- Part of the mural in October 2015
- Artist: Dallas Cole; Scott Wylie;
- Year: 1982
- Type: Mural; sculpture;
- Medium: Brick; tile;
- Condition: "Treatment needed" (1993)
- Location: Eugene, Oregon, United States; 44°03′09″N 123°05′32″W﻿ / ﻿44.05247°N 123.09232°W;

= Procession (sculpture) =

1982 mural and sculpture in Eugene, Oregon, U.S.

Procession, also known as The Procession, is a 1982 mural and sculpture by artists Dallas Cole and Scott Wylie, with additional contributions by Jill Perry and Joanne Haines, installed outside the Hilton Hotel in Eugene, Oregon, in the United States.

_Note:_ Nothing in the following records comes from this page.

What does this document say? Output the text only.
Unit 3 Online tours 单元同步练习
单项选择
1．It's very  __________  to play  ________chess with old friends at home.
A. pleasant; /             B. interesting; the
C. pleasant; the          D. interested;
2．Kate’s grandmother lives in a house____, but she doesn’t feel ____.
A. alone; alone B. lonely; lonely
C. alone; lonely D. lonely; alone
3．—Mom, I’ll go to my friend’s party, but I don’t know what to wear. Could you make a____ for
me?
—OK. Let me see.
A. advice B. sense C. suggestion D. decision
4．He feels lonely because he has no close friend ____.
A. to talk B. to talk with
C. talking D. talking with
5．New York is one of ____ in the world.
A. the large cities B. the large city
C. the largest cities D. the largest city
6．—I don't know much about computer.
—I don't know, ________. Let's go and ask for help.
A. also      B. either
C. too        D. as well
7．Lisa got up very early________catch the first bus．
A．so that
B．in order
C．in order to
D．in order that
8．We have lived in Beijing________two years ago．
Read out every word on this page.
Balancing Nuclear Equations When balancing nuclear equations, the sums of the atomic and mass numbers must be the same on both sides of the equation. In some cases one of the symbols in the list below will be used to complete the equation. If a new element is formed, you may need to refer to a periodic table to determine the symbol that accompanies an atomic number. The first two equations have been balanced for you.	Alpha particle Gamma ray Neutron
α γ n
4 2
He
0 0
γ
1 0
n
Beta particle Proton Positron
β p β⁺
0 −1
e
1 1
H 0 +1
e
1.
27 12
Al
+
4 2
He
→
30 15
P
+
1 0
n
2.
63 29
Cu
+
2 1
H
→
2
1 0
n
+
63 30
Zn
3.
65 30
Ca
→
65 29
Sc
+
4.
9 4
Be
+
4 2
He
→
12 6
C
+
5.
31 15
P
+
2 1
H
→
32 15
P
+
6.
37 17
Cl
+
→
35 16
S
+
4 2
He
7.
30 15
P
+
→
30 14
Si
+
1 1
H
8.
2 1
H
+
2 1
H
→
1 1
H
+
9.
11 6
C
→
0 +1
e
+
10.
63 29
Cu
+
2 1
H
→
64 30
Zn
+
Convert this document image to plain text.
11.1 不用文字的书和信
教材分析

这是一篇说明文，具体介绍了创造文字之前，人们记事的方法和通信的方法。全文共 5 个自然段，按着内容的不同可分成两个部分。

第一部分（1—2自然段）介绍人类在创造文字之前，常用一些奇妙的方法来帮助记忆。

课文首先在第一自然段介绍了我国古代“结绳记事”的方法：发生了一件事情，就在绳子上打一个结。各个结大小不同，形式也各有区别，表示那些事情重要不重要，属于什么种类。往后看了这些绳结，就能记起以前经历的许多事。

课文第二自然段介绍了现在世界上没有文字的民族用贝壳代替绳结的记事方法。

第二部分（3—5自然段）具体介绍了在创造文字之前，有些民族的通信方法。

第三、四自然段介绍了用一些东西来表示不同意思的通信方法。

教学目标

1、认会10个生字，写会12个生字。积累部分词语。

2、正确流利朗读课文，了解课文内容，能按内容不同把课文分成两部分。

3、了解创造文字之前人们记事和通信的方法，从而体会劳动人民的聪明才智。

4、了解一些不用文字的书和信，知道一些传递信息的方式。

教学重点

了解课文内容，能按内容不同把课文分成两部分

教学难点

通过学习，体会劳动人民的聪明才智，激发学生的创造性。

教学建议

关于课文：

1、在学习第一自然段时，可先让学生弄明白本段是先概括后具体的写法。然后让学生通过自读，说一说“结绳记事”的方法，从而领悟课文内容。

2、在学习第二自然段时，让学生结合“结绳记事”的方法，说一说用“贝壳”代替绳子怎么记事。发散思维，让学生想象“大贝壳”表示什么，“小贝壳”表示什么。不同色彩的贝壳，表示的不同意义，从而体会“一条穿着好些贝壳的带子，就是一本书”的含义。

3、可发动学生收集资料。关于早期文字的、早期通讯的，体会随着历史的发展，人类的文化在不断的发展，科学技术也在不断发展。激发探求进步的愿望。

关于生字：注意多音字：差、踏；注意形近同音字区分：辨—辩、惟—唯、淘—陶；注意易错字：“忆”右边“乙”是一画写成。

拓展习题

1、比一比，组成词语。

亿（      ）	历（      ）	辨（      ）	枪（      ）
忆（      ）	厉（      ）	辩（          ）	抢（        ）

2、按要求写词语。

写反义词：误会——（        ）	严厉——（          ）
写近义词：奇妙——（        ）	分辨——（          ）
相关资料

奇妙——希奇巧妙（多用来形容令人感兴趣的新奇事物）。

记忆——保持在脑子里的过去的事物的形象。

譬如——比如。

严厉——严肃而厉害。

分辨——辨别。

==Description and history==
Procession (September 1982) is an outdoor sculpture by Dallas Cole and Scott Wylie, the latter of whom designed the bricks and tiles, installed outside the west entrance of the Hilton Hotel's Conference Center. Additional contributions were made by Jill Perry and Joanne Haines. It depicts five Egyptian figures, including two dancers, two water bearers, and one person surrounded by five birds and a turtle; the intricate background includes grapes and leaves, with wavy tiles possibly representing the flow of water. The mural measures 10 ft, 4 in x 30 ft, 6 in. One plaque set into the work reads, SEPTEMBER, 1982 / DALLAS COLE / SCOTT WYLIE / JILL PERRY / JOANNE HAINES. An indoor plaque nearby reads, PROCESSION / DALLAS WILLIAMS COLE / 1982.

The sculpture was surveyed and deemed "treatment needed" by the Smithsonian Institution's "Save Outdoor Sculpture!" program in October 1993. It was administered by the Cultural Services Division of the City of Eugene's Recreation and Cultural Services Department at that time.